Appena due giorni fa il ministro dell’Economia, Fabrizio Saccomanni, ai giornalisti convocati a Palazzo Chigi, aveva spiegato soddisfatto che l’impegno del governo era stato onorato: nessun cittadino italiano (fuorché i possessori di abitazioni di lusso) avrebbe dovuto pagare la seconda rata dell’Imu sulla prima casa.

Promessa che, però, pare non sia stata mantenuta. Non dappertutto. Le coperture individuate dal ministero di Saccomanni (2 miliardi e 150 milioni) non sarebbero, infatti, sufficienti a garantire l’abolizione del pagamento della seconda rata su tutto il territorio nazionale. A rimanere fuori ci sarebbero tutti quei Comuni (oltre 600) in cui l’aliquota base (il 4 per mille) è stata aumentata dai sindaci, creando una “discrepanza” tra le risorse predisposte dal governo e quelle realmente necessarie.

Risultato? La metà del gettito della tassa sulla prima casa in tutti questi Comuni sarà a carico dei contribuenti, che entro il 16 gennaio 2014 potrebbero dover pagare un “conguaglio” che – stando alle prime stime – si aggirerebbe intorno ai 40 euro (con picchi minimi di 31 e picchi massimi di 70/100 euro). I cittadini coinvolti sarebbero 4/5 milioni e tra loro ci sarebbero anche i residenti di molte grandi città come Milano, Napoli, Brescia, Verona, Genova, Bologna, Catania.

“Il governo faccia rapidamente chiarezza sulla seconda rata dell’Imu 2013 e onori gli impegni assunti con i contribuenti e i Comuni italiani – ha tuonato il presidente dell’Anci, Piero Fassino – I sindaci hanno dimostrato ampiamente responsabilità e spirito propositivo, ma non si può abusare della loro pazienza e tanto meno si può abusare della pazienza dei cittadini”. 
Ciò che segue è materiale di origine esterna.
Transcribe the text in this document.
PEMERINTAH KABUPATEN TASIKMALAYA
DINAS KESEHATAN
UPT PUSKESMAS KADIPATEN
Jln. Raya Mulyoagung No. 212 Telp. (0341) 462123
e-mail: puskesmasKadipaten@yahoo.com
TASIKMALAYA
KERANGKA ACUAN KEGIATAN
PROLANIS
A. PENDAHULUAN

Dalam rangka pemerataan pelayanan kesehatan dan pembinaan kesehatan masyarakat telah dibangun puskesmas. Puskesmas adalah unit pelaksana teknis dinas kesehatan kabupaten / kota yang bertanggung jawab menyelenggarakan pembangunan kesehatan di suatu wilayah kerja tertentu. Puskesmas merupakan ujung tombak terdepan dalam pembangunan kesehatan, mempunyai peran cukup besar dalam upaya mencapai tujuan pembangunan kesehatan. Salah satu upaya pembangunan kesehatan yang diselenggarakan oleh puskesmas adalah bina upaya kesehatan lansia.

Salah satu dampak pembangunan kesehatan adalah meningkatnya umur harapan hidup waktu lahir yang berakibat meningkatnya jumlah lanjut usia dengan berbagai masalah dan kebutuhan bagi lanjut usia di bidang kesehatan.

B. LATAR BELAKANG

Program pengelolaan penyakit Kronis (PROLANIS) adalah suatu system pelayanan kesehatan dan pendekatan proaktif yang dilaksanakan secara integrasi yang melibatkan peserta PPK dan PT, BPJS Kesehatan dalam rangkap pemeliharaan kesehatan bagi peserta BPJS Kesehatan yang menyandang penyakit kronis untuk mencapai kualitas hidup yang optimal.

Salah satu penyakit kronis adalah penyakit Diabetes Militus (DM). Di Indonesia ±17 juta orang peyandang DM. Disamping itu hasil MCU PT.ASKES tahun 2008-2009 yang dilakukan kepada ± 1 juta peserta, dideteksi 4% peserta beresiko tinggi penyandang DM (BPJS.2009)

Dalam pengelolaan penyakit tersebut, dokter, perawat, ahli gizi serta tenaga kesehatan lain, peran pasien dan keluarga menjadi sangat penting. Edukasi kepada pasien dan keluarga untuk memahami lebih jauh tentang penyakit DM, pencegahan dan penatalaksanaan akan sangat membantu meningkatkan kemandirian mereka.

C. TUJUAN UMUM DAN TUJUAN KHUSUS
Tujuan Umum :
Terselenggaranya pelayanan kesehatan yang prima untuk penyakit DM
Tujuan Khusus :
A battere i piedi per terra è stato anche il primo cittadino di Milano, Giuliano Pisapia:La decisione del governo di non dare ai Comuni l’intero gettito dell’Imu prima casa facendo pagare una parte ai cittadini, nonostante le promesse, è una follia – ha tagliato corto – Se così fosse, e confido ancora non sarà, saremmo allo scontro istituzionale“. Sul piede di guerra anche Luigi De Magistris“L’ipotesi che il governo non dia ai Comuni le risorse promesse non è proprio da prendere in considerazione – ha commentato il sindaco di Napoli – Se così fosse, ce le andremo a prendere. I sindaci si sono stancati di essere bancomat o esattori del governo”.

Sul presunto “scivolone” del governo Letta (che rimanda all’affaire “esodati” del governo Monti), nessuna fonte di Palazzo Chigi è ancora intervenuta.